The task requires students to design an experiment to find the cause of a real food emergency, selecting the samples for the experiment, including an adequate human sample among those available (saliva, blood, stool...) and predicting which strain of bacteria is causing the illness. Students have to provide a justification for each choice, and the information they receive to do so is a chronology describing the actual events following the outbreak, a medical report and information on the different strains of E. coli bacteria (what type of cells they may affect, what are the usual symptoms…). After the design phase, students receive a chronology that narrates the actual events after the discovery of the cause of the outbreak.

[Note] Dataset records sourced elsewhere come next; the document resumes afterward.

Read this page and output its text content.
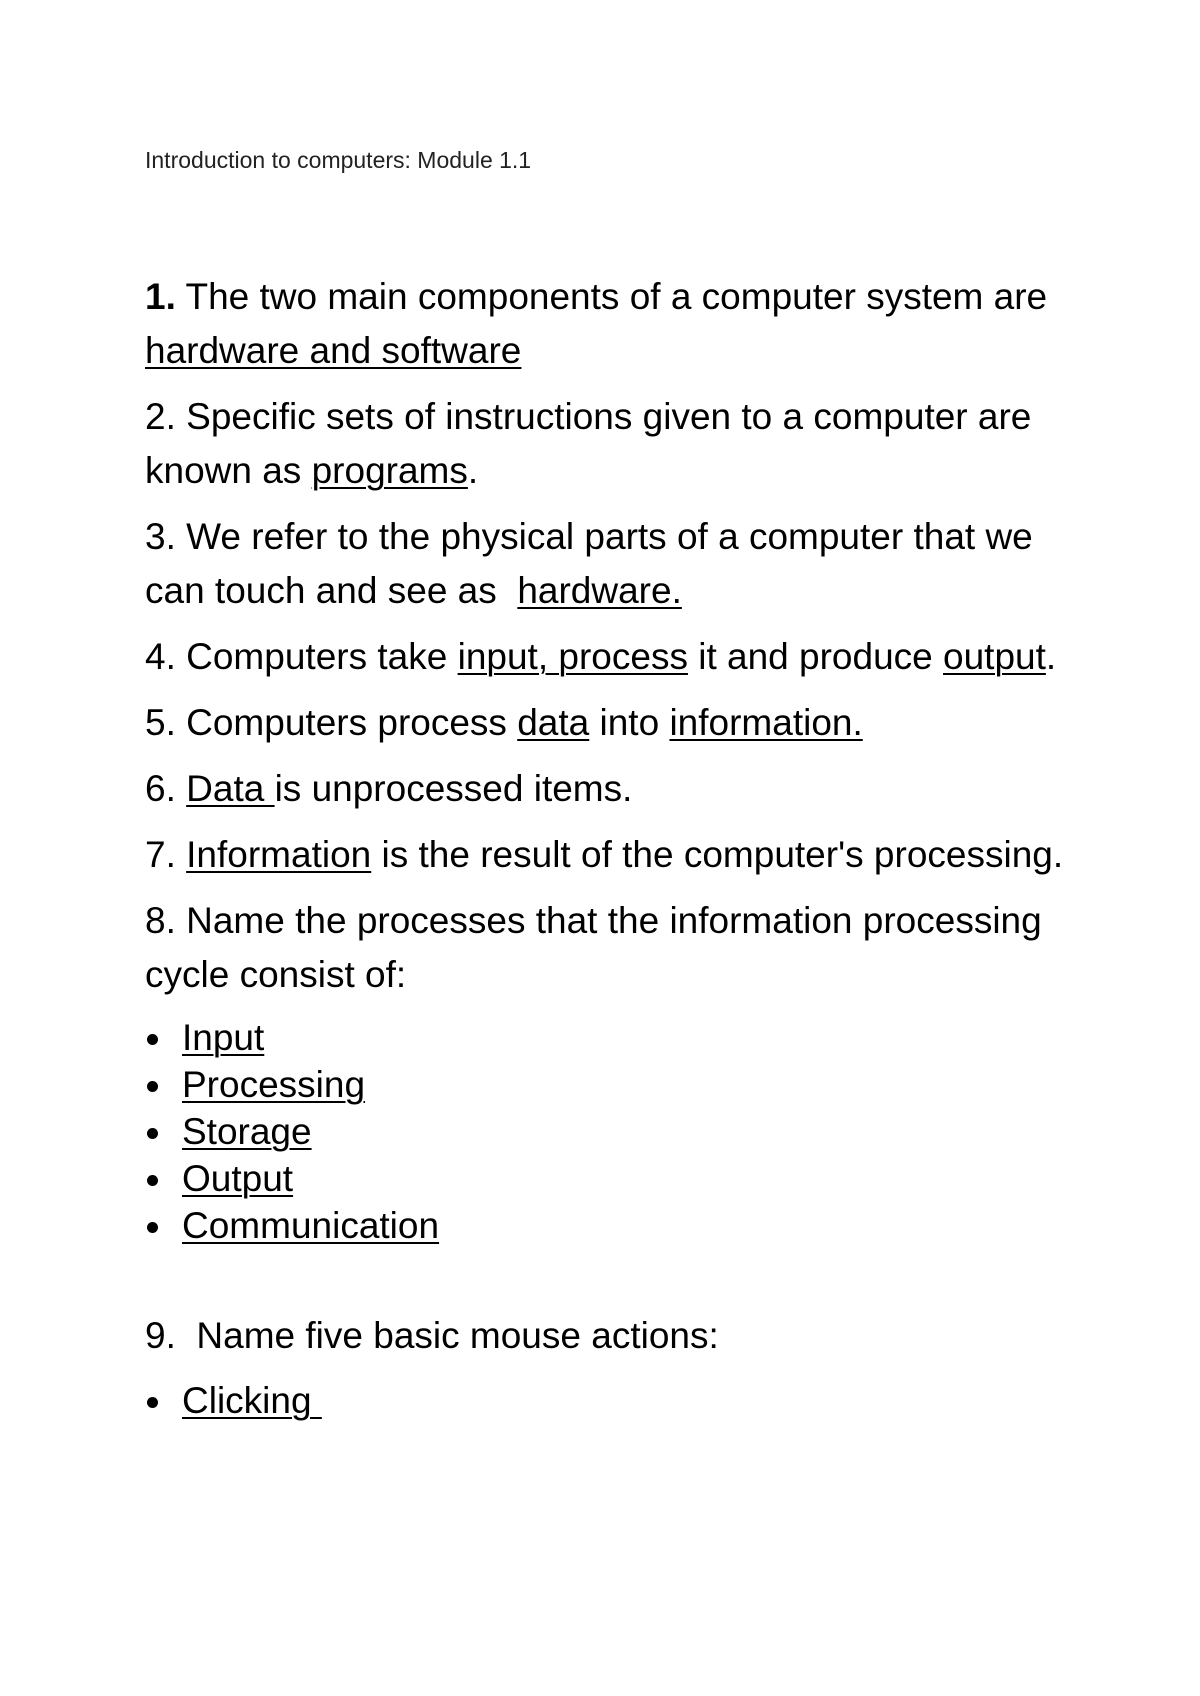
Introduction to computers: Module 1.1

1. The two main components of a computer system are hardware and software

2. Specific sets of instructions given to a computer are known as programs.

3. We refer to the physical parts of a computer that we can touch and see as  hardware.

4. Computers take input, process it and produce output.

5. Computers process data into information.

6. Data is unprocessed items.

7. Information is the result of the computer's processing.

8. Name the processes that the information processing cycle consist of:

Input
Processing
Storage
Output
Communication

9.  Name five basic mouse actions:

Clicking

In this case, students have to assess if the government's action was correct and why, and whether there are differences with the WHO protocol for alimentary emergencies or not.

The participants are students from 10th grade (15-16 years old) and 11th grade (16-17 years old) attending Biology lessons and working in small groups. This task was implemented in one 50-minute session.

For the data analysis, the session was recorded, later transcribed, and coded in terms of the epistemic disciplinary aspects considered by students during their conversations while solving the task. After several iterative cycles of analysis carried out between the two authors, two rubrics were developed in interaction between data and literature. The first one examines the epistemic aspects involved in the design phase and it is related to the inquiry practice, whereas the second examines the epistemic aspects used in the assessment stage, which is related to the joint practices of argumentation and inquiry.

The general results indicate that only a few epistemic aspects, such as ‘students recognize that the samples chosen for an experiment have to be representative’, usually common to all groups, are identified in students’ conversations while others, such as ‘students recognize that the experiment needs to be reproducible’ are completely missing. Implications for design are discussed.
Keywords:
Epistemic knowledge, food safety, inquiry, argumentation, high school.